Homework

The National Readership Survey was established in 1956 and today provides the most authoritative and valued audience research in use for print and digital advertising trading in Britain.
The survey covers over 250 of Britain’s major newsbrands and magazines, showing the size and nature of the audiences they achieve.
In a dynamic and changing digital media age, NRS PADD was introduced in September 2012 to provide a unique measure of combined print and online audiences.

BARB (Broadcasters’ Audience Research Board) was set up in 1981 to provide the industry standard television audience measurement service for broadcasters and the advertising industry. BARB is owned by BBC, ITV, Channel 4, Channel 5, BSkyB and the IPA (Institute of Practitioners in Advertising) and is a not for profit company limited by guarantee.
BARB commissions research companies to provide the services that our users want, including the production of audience viewing figures. The audience measurement contracts are held by the following companies – RSMB, Ipsos MORI and Kantar Media (formerly known as TNS).

ABC (Audit Bureau of Circulations) was founded in 1931 in response to advertisers’ requests for an independent source of circulation data. In 1996, ABCe was established to manage standards for the online industry through its work with JICWEBS, the Joint Industry Committee for Web Standards
Today, ABC exists as one united brand covering all platforms. ABC inspires market confidence by delivering a valued stamp of trust across the media world.

RAJAR Ltd (Radio Joint Audience Research) was set up in 1992 to align, design and operate a single audience measurement system for the UK radio industry serving both the BBC and licensed commercial stations.
The company is jointly owned by the BBC (British Broadcasting Corporation) and by the RadioCentre (the trade body representing the vast majority of Commercial Radio stations in the UK).
Whilst the Board’s focus is on strategy, governance and decisions of policy, more detailed technical research matters, and where relevant, decision-making, takes place at the meetings of a Technical Management Group (TMG). This group is made up of representatives of the BBC,commercial radio and the advertising community.
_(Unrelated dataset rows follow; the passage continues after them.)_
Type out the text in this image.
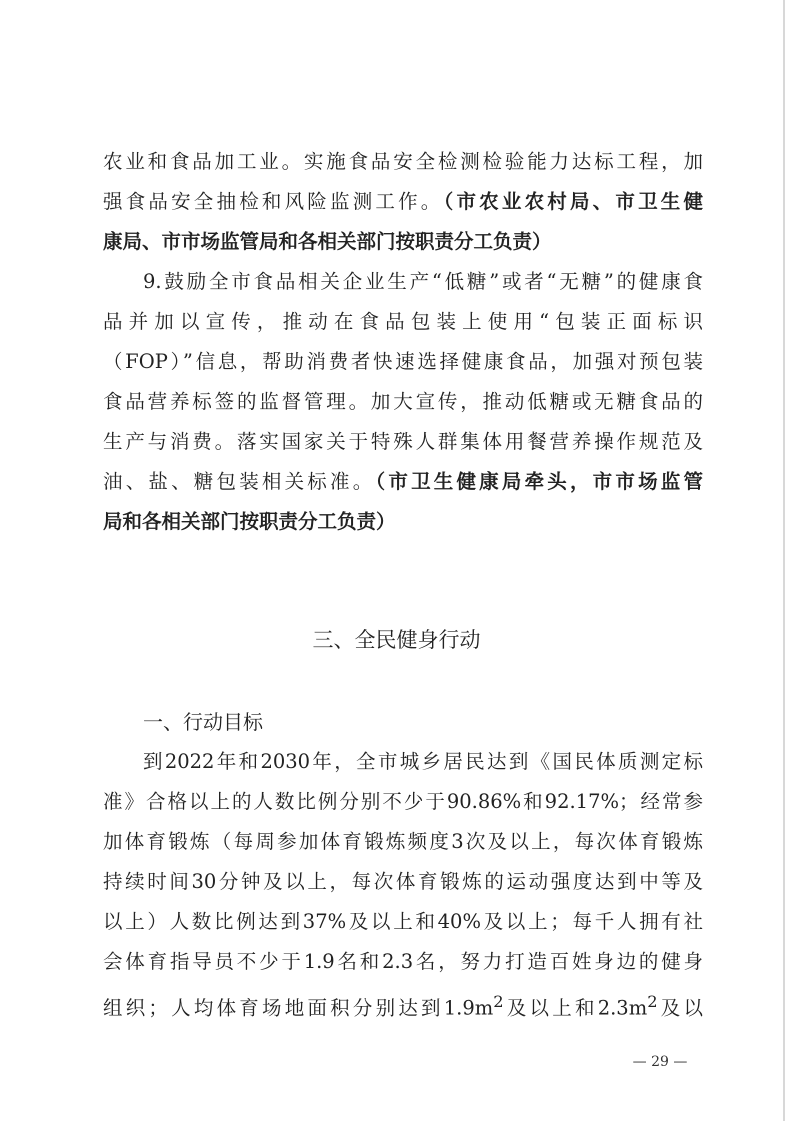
农业和食品加工业。实施食品安全检测检验能力达标工程，加
强食品安全抽检和风险监测工作。（市农业农村局、市卫生健
康局、市市场监管局和各相关部门按职责分工负责）
9.鼓励全市食品相关企业生产“低糖”或者“无糖”的健康食
品并加以宣传，推动在食品包装上使用“包装正面标识
（FOP）”信息，帮助消费者快速选择健康食品，加强对预包装
食品营养标签的监督管理。加大宣传，推动低糖或无糖食品的
生产与消费。落实国家关于特殊人群集体用餐营养操作规范及
油、盐、糖包装相关标准。（市卫生健康局牵头，市市场监管
局和各相关部门按职责分工负责）
三、全民健身行动
一、行动目标
到2022年和2030年，全市城乡居民达到《国民体质测定标
准》合格以上的人数比例分别不少于90.86%和92.17%；经常参
加体育锻炼（每周参加体育锻炼频度3次及以上，每次体育锻炼
持续时间30分钟及以上，每次体育锻炼的运动强度达到中等及
以上）人数比例达到37%及以上和40%及以上；每千人拥有社
会体育指导员不少于1.9名和2.3名，努力打造百姓身边的健身
组织；人均体育场地面积分别达到$1.9m^2$及以上和$2.3m^2$及以
— 29 —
Ofcom is the communications regulator in the UK.
They regulate the TV and radio sectors, fixed line telecoms, mobiles, postal services, plus the airwaves over which wireless devices operate.
They make sure that people in the UK get the best from their communications services and are protected from scams and sharp practices, while ensuring that competition can thrive.
Ofcom operates under a number of Acts of Parliament, including in particular the Communications Act 2003. Ofcom must act within the powers and duties set for it by Parliament in legislation.
The Communications Act says that Ofcom’s principal duty is to further the interests of citizens and of consumers, where appropriate by promoting competition. Meeting this duty is at the heart of everything we do.
Accountable to Parliament, we set and enforce regulatory rules for the sectors for which we have responsibility. We also have powers to enforce competition law in those sectors, alongside the Competition and Markets Authority.
Ofcom is funded by fees from industry for regulating broadcasting and communications networks, and grant-in-aid from the Government.

In the early stages of production, producers may use this information as a useful tool towards researching and gaining first-hand information. To their advantage, these sources are beneficial towards production in any particular project they may be working on/creating.